I have looked through the introductory posts and am still puzzled by how to move a request to Solved. But thank you. As far as I am concerned my question is solved. I'm not interested in what book it may have been anthologized in.

I think a group member can only move his/her own thread, unless one is a moderator.
I understand you don't care what book the story was anthologized in. That's cool. As a moderator, I'm just trying to do group housekeeping.
Let me know if I can help in any other way.
Cheers!

http://www.goodreads.com/book/show/36...
It was first published in a magazine in 1929, as "The Man Who Made His Mark."

Thanks for the info. I am new to Goodreads as well as to this group.
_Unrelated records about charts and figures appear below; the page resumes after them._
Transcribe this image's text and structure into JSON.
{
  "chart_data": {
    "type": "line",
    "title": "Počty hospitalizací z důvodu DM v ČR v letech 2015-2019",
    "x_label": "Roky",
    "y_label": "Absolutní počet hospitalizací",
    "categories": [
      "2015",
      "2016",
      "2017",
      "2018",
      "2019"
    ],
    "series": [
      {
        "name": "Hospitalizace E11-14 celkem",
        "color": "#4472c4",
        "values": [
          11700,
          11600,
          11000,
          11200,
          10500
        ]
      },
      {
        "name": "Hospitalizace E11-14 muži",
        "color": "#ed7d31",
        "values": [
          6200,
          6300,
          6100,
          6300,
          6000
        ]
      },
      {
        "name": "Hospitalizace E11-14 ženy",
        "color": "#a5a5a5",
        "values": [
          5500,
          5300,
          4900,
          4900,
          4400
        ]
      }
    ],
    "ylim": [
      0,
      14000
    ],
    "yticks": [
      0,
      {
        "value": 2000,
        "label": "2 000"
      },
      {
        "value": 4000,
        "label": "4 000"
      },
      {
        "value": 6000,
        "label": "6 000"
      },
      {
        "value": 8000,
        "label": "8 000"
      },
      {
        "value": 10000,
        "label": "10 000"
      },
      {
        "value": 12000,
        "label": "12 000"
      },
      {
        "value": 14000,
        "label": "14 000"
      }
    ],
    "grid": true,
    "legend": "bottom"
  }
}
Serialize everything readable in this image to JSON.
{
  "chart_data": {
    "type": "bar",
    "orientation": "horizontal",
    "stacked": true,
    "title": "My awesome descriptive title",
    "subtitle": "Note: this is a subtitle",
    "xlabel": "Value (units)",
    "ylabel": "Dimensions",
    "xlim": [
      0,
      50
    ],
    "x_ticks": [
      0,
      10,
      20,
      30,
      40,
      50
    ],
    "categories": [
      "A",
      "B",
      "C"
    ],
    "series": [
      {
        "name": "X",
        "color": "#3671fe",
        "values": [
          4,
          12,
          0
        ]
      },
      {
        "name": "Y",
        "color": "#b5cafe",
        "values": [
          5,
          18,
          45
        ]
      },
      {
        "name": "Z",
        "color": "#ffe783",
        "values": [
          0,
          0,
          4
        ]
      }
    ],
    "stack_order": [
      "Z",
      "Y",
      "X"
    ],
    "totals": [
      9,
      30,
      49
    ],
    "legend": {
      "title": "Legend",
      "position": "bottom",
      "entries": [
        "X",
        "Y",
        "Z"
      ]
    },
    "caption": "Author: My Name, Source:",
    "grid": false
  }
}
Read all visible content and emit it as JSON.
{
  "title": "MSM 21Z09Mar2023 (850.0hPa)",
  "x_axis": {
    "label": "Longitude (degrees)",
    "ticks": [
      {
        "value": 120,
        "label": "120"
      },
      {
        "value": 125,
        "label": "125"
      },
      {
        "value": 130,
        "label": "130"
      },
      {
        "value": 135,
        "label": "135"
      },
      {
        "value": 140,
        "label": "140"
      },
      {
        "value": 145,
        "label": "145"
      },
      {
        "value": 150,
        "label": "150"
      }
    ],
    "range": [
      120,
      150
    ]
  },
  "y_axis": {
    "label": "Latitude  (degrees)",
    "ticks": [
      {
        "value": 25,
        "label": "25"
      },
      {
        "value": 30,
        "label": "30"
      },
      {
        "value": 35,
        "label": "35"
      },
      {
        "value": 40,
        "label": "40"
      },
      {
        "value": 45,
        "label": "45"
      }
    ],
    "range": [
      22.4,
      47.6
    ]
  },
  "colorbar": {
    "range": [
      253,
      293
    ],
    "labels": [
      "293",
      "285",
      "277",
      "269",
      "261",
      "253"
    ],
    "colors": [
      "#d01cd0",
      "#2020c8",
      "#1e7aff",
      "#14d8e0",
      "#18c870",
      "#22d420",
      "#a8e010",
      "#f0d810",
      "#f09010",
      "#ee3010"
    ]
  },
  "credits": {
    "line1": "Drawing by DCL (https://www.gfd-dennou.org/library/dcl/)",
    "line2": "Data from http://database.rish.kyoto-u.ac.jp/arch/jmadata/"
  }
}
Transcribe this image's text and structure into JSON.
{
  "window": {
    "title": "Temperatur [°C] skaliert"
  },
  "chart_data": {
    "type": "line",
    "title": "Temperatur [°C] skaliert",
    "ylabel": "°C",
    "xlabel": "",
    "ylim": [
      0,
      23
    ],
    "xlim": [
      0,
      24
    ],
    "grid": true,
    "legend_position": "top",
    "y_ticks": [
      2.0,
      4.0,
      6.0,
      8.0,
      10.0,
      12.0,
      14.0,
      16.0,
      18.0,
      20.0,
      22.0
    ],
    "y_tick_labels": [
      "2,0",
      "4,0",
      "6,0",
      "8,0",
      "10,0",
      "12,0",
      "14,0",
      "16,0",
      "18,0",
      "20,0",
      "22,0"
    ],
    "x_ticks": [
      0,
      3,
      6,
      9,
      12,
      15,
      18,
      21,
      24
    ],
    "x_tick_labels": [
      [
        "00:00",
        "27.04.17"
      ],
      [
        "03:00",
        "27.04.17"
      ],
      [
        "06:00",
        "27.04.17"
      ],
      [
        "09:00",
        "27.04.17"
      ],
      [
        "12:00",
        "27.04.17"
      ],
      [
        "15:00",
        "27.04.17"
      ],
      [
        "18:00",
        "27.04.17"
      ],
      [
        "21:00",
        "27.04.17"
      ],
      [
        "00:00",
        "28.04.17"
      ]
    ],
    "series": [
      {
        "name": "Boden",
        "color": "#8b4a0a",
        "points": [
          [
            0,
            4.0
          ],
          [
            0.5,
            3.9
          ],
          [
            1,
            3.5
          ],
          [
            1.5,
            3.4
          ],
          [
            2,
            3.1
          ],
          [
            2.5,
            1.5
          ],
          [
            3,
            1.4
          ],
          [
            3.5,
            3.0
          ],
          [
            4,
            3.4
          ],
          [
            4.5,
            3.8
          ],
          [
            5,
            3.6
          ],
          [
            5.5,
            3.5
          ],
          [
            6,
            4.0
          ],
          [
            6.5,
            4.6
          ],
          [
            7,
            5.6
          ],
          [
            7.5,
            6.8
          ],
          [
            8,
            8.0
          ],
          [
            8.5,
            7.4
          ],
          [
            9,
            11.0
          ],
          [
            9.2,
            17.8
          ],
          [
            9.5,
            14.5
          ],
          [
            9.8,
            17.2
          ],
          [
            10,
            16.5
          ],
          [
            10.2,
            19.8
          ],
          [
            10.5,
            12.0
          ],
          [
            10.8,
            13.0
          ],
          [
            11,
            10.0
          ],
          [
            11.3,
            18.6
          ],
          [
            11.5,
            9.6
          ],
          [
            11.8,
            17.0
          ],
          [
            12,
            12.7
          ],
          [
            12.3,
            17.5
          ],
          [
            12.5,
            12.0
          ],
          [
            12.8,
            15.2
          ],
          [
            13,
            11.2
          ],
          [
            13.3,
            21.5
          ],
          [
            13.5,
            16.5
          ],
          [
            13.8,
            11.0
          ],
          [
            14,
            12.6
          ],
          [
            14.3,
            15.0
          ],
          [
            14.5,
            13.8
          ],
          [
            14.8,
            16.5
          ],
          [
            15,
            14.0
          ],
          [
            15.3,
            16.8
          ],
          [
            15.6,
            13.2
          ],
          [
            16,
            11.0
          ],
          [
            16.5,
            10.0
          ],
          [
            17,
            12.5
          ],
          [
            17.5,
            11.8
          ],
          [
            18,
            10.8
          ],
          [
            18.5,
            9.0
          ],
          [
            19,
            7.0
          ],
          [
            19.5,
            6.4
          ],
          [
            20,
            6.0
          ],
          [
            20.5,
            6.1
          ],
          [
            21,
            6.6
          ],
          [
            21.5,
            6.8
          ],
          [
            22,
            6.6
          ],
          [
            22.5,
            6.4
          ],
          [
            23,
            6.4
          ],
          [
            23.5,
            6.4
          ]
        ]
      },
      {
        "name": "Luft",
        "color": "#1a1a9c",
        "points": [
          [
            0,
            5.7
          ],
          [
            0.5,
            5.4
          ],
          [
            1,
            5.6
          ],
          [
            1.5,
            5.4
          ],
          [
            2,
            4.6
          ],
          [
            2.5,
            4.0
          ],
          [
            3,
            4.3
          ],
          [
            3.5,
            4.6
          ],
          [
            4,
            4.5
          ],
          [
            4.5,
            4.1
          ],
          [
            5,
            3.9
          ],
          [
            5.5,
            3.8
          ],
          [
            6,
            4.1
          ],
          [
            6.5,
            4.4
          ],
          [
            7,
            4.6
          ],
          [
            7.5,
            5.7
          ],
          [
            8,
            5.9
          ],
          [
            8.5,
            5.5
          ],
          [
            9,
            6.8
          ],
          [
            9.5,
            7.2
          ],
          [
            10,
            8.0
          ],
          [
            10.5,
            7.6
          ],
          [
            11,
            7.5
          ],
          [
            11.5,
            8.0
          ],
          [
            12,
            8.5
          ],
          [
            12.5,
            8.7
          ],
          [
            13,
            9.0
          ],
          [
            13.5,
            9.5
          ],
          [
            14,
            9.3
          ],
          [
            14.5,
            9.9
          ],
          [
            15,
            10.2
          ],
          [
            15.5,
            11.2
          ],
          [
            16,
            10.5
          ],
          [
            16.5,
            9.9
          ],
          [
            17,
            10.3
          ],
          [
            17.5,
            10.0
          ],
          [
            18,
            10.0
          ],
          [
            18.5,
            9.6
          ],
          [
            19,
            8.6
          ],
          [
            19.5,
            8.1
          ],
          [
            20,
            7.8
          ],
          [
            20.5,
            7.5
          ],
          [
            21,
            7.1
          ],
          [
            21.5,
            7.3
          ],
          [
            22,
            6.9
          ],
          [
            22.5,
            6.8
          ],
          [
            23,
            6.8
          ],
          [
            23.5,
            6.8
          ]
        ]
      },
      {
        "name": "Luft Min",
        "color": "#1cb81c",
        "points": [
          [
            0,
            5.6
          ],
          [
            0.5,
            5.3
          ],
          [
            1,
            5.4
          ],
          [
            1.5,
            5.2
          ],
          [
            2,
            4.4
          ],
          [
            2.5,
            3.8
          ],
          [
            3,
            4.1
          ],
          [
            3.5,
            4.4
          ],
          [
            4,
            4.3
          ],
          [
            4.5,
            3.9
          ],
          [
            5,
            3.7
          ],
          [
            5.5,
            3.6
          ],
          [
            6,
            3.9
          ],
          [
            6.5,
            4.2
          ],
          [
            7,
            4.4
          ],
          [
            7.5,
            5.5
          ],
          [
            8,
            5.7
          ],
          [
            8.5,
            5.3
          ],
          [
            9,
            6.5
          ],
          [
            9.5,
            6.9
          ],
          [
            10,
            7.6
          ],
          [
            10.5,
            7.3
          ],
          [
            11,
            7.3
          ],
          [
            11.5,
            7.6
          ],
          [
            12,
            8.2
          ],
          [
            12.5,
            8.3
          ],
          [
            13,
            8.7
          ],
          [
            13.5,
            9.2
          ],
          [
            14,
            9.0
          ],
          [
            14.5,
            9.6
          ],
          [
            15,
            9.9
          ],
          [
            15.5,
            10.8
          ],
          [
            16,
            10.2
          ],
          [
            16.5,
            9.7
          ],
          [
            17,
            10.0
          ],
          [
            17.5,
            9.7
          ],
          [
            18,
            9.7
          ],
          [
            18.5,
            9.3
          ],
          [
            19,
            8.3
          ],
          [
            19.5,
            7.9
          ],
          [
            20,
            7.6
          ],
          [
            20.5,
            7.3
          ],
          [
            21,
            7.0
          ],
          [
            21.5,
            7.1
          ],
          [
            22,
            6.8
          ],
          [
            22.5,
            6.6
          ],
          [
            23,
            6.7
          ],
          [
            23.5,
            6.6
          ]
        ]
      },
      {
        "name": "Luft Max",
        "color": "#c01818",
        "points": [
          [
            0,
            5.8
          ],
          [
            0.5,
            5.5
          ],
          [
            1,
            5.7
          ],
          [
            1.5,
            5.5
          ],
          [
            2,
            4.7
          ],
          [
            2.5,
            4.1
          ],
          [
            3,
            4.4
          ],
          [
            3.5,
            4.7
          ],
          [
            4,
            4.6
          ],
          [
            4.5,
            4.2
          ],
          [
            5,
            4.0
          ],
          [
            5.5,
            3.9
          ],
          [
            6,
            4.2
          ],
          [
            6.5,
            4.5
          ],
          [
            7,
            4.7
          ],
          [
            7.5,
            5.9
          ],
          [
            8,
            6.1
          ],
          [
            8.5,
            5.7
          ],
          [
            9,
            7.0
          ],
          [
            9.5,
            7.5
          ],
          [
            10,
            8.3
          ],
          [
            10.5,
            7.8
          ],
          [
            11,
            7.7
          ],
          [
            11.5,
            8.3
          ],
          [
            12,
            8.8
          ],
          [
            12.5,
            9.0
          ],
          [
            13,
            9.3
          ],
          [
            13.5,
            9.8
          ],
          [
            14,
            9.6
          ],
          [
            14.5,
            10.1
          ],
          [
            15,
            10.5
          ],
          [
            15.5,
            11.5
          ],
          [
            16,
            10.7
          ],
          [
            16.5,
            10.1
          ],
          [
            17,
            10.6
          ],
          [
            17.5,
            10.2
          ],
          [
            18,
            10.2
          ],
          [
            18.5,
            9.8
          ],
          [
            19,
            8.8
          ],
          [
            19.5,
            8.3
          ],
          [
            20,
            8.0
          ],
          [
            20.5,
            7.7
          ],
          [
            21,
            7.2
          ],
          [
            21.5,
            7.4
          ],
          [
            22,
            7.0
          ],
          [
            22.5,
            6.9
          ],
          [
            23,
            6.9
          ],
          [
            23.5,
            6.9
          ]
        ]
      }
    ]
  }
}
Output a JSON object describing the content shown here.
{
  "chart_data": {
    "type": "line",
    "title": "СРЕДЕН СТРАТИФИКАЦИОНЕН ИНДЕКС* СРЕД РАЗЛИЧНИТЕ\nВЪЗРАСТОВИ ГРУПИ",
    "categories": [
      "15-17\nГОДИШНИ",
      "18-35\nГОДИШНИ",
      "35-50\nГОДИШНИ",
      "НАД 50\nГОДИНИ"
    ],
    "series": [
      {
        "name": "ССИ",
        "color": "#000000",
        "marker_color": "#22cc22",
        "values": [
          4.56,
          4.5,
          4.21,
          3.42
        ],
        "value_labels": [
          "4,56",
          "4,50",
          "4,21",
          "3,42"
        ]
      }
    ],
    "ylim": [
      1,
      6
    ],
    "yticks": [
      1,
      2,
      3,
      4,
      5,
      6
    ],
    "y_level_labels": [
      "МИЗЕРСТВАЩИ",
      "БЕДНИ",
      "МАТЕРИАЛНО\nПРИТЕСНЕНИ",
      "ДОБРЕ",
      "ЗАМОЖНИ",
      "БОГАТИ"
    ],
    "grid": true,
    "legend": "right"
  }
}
I am hopping that eventually I will have read something that will answer someone else's question.
The story begins with our hero leaving his job because the church has a new rule that their Readers/Deacons/whatever-it-is must be able to read. His boss wants him to stay and asks if he can just begin learning to read. He has been performing the service for 25 years and he says "You can't teach an old dog new tricks" about the idea of learning to read (he repeats the phrase a few times about learning to read throughout the story).
Our hero decides that he wants a cigarette while he is collecting his thoughts and realizes that there had never been a candy store on that street before (where cigarettes could be purchased). He opens a candy store and it is a huge success. In a few years he has a chain of candy or tobacco stores. He has made so much money that the Bank President has asked to speak with him.
During the interview the Bank President explained that he needed permission to invest the hero's money for him. It was too much money to let sit in the bank collecting little or no interest. The hero explained that he would have to bring the paperwork home for his wife to read to him because he was illiterate.
The Bank Manager was astonished that in a few short years an illiterate person could go from nothing to having something like 10 or 30 thousand pounds (I think the denomination was in pounds) in the bank. He speculated aloud what incredible thing the man would have been able to do if he could have read. The hero's answer was: "Be the Reader/Deacon of Saint whatever-it-was Cathedral."
I haven't found this story in Joyce's "Dubliners" nor in any other Irish or English anthologies. I don't know if it was translated from another language (maybe it was Russian or Central Asian or French) or much of anything. I have even wondered if it was an American writer writing a story about Europe.
I have wondered if it was one of the stories from the old SAT reading supplement cards that we used to have to do in elementary school. I haven't found a list of what stories where in the cards at that time.
It was a very short story almost like an O Henry story, but I don't think it was one of his either. I have asked Literature professors, seasoned academic librarians, my children's literature teachers along the way and some of them have even asked their colleagues. So, my hope is that someone will remember this story in the same way that "Jar of Fools" was Identified for me. Thank you. I think this is a great group.